(119e) Systematic Evaluation of Triethyl Citrate Purification By Using a Falling Film Evaporator System

The triethyl citrate is a bio-based plasticizer for different polymers, and also a fixative agent widely used in cosmetic and food industry. As fragrance and flavor ingredient, triethyl citrate must fulfill certain organoleptic properties such as transparency, clarity, brightness and neutral odor. Because esterification of citric acid requires large excess of ethanol to overcome solubility and chemical equilibrium limitations, purification of the ester requires ethanol stripping. In general citric acid esterification is carried out under batch operation, where the jacketed reactor is also used as reboiler for the stripping stage.  During ethanol removal, the ester gets undesirable color and odor mainly because large residence time is required to reduce volatiles concentration up to commercial specifications, and also because of the low heat transfer area to volume ratio.

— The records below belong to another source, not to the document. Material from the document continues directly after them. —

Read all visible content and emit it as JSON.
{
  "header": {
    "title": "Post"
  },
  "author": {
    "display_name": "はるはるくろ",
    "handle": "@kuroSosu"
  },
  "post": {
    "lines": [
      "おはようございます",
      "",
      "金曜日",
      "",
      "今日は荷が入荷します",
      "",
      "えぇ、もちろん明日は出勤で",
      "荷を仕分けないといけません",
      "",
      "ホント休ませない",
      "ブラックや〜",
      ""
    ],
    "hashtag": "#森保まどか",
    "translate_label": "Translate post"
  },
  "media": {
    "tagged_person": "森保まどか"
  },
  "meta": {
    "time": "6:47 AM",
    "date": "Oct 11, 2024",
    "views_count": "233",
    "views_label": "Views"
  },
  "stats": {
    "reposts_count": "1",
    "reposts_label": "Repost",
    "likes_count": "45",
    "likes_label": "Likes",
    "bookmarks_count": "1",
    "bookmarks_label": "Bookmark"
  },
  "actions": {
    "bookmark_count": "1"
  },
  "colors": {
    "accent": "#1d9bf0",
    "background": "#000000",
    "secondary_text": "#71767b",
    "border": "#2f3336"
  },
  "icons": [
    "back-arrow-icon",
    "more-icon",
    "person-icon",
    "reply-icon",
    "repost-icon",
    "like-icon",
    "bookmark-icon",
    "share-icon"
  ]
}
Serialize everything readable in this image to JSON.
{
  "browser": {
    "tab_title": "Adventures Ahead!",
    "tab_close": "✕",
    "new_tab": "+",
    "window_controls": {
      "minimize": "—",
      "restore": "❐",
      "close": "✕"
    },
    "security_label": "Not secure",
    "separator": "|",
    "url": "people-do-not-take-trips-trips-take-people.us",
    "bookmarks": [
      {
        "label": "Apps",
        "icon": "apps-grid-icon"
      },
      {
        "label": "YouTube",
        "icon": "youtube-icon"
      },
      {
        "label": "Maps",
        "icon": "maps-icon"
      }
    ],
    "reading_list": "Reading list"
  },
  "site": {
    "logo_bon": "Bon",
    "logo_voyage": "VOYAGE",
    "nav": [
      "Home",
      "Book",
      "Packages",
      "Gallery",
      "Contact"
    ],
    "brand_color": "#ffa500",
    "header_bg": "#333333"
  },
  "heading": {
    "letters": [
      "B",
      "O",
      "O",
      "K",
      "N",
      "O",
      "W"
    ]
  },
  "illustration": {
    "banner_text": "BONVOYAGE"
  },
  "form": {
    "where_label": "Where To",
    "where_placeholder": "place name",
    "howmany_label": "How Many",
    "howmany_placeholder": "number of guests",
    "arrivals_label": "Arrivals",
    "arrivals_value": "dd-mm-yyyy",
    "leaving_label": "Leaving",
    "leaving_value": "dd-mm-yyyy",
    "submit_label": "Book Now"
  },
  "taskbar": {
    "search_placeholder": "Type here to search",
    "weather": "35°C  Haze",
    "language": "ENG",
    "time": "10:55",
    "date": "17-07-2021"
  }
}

In order to improve organoleptic characteristics of triethyl citrate during ethanol removal, a falling film evaporation system was evaluated for product purification. In this system the heat transfer area to volume ratio is much larger than in traditional heat transfer equipments, and also reduced residence times are obtained. A simple lab scale methodology was developed to evaluate the preferable operating conditions for a continuous falling film evaporation system. Time dependent evaporation profiles were obtained gravimetrically at different temperatures (50, 80, 100 and 120 °C) in a vacuum oven. Based upon organoleptic panels, this methodology allowed establishing the range of operating conditions where the product remained stable and no degradation was observed. Besides, It was possible to estimate the residence time required in a continuous evaporation system.

In subsequent experiments, lab scale (40 cm high and 5 cm diameter, electrically heated), and pilot scale (1m high and 12 mm diameter, steam heated) falling evaporators were ran under different operating conditions (residence time and temperature). It was possible to demonstrate that the developed methodology can be used to predict best operating conditions for falling film evaporation systems.